Use UAA for Grafana authentication/authorisation

[JCL38-ORANGE]

Hello,

I succeed in using UAA for grafana authentification. Now I would like to use it for authorisation (i.e mapping Admin, Editor and viewer roles with specific scopes). I made it working with the LDAP integration but it seems not possible with the UAA integration. Coud you confirm ? Do you plan to implement a such feature in the following weeks or months ? Thanks and regards, Jean-Christophe.

[JCL38-ORANGE]

Hello,

Some details about my implementation. I am using grafana in a bosh context => https://github.com/bosh-prometheus/prometheus-boshrelease I set up the configuration oauth with this documentation => https://github.com/bosh-prometheus/prometheus-boshrelease#use-uaa-for-grafana-authentication This configuration uses the generic oauth plugin => http://docs.grafana.org/installation/configuration/ My doubts about the authorisation implementation => https://stackoverflow.com/questions/41397059/how-to-tell-grafana-using-oauth-that-some-user-is-admin-or-belong-to-some-org Thanks and regards for your confirmation, Jean-Christophe.

[frodenas]

This is not possible actually. Grafana is working on external auth backends (see https://github.com/grafana/grafana/pull/11354), this will allow to create a custom UAA plugin that can be used to map roles/orgs.

[wireless00]

I have to say I am lost in all the threads related to that question. So, is there any development regarding roles maping in 5.1 or should I only expect to have such feature included in the 5.3 release.

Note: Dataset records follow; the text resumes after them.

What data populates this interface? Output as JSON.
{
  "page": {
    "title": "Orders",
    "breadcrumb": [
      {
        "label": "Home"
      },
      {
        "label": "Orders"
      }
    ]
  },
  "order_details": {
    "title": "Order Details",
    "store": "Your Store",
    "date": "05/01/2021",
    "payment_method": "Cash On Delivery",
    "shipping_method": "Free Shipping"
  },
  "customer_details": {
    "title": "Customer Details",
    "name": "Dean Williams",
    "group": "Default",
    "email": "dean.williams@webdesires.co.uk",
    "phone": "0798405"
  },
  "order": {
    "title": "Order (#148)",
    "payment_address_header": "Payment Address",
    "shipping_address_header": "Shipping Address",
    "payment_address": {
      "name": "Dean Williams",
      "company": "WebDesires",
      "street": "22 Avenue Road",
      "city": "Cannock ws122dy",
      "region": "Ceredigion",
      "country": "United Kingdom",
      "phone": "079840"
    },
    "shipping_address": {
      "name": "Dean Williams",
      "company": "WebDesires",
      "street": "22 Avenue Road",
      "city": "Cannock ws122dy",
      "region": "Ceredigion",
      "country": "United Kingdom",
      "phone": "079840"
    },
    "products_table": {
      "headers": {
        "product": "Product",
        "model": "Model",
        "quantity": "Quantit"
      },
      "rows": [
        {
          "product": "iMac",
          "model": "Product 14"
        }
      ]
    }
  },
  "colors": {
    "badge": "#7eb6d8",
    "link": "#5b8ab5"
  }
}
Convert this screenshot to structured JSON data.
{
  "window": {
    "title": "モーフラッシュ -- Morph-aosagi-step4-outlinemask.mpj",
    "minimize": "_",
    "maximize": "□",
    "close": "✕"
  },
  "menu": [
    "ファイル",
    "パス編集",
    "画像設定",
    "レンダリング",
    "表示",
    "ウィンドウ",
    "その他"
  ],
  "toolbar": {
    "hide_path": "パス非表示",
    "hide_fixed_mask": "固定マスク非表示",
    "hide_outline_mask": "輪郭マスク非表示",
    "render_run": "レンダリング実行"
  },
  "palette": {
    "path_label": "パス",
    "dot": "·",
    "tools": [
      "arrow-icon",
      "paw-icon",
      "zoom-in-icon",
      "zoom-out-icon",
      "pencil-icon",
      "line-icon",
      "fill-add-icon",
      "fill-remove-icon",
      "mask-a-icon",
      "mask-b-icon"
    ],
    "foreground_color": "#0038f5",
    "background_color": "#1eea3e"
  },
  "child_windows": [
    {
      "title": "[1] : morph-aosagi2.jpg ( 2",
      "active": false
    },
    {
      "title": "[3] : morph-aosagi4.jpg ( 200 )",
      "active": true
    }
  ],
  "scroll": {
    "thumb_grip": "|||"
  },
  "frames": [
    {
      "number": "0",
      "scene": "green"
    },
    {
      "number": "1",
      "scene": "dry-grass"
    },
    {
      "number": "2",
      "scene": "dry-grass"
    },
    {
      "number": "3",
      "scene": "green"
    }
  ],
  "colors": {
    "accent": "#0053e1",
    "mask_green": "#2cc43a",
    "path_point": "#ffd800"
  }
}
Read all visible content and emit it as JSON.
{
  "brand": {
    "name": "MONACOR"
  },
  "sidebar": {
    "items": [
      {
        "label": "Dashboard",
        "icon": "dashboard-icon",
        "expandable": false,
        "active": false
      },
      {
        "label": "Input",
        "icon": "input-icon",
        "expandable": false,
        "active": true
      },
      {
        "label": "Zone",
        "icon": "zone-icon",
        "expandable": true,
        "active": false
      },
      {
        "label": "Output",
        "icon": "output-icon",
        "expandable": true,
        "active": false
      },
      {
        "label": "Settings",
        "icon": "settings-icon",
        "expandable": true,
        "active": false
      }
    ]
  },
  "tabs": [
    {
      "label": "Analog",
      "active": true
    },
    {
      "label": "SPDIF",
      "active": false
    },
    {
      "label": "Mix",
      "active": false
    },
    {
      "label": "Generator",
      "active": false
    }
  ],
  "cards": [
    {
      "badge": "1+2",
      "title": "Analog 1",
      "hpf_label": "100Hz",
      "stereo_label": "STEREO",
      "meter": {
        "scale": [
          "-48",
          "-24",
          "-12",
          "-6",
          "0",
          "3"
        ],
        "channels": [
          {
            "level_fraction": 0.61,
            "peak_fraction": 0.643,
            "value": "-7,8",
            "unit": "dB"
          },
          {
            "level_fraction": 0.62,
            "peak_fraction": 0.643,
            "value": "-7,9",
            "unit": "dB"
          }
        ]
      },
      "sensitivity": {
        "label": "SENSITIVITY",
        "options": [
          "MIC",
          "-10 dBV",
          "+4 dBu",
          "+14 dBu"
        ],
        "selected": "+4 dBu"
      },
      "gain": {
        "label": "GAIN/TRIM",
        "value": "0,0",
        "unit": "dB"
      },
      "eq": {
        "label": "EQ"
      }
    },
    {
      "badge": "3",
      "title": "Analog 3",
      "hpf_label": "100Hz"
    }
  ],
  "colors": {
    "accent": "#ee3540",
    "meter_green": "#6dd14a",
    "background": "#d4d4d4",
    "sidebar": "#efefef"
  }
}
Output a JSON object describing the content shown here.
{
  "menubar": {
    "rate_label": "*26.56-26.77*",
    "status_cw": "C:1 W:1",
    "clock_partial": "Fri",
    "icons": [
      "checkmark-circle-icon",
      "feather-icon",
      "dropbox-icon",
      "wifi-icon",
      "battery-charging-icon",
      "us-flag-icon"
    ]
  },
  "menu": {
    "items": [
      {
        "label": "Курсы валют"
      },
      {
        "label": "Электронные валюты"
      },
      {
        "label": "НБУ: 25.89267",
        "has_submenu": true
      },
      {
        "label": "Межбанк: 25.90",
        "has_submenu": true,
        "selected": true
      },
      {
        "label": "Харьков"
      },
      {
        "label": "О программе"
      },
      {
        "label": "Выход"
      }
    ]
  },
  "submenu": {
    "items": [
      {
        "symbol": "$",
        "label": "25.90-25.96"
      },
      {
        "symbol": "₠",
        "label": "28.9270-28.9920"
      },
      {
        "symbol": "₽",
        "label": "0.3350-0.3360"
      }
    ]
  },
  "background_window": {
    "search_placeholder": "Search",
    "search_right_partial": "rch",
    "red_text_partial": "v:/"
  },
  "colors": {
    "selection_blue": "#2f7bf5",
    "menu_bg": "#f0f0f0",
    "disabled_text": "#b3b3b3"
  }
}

Also, I am wondering if using the Grafana API bind with a microservice to manage such a feature would be more efficient .... hummm...

[github-actions[bot]]

This issue is stale because it has been open 60 days with no activity. Comment or this will be closed in 5 days.

[github-actions[bot]]

This issue was automatically closed because it has been stalled for 5 days with no activity.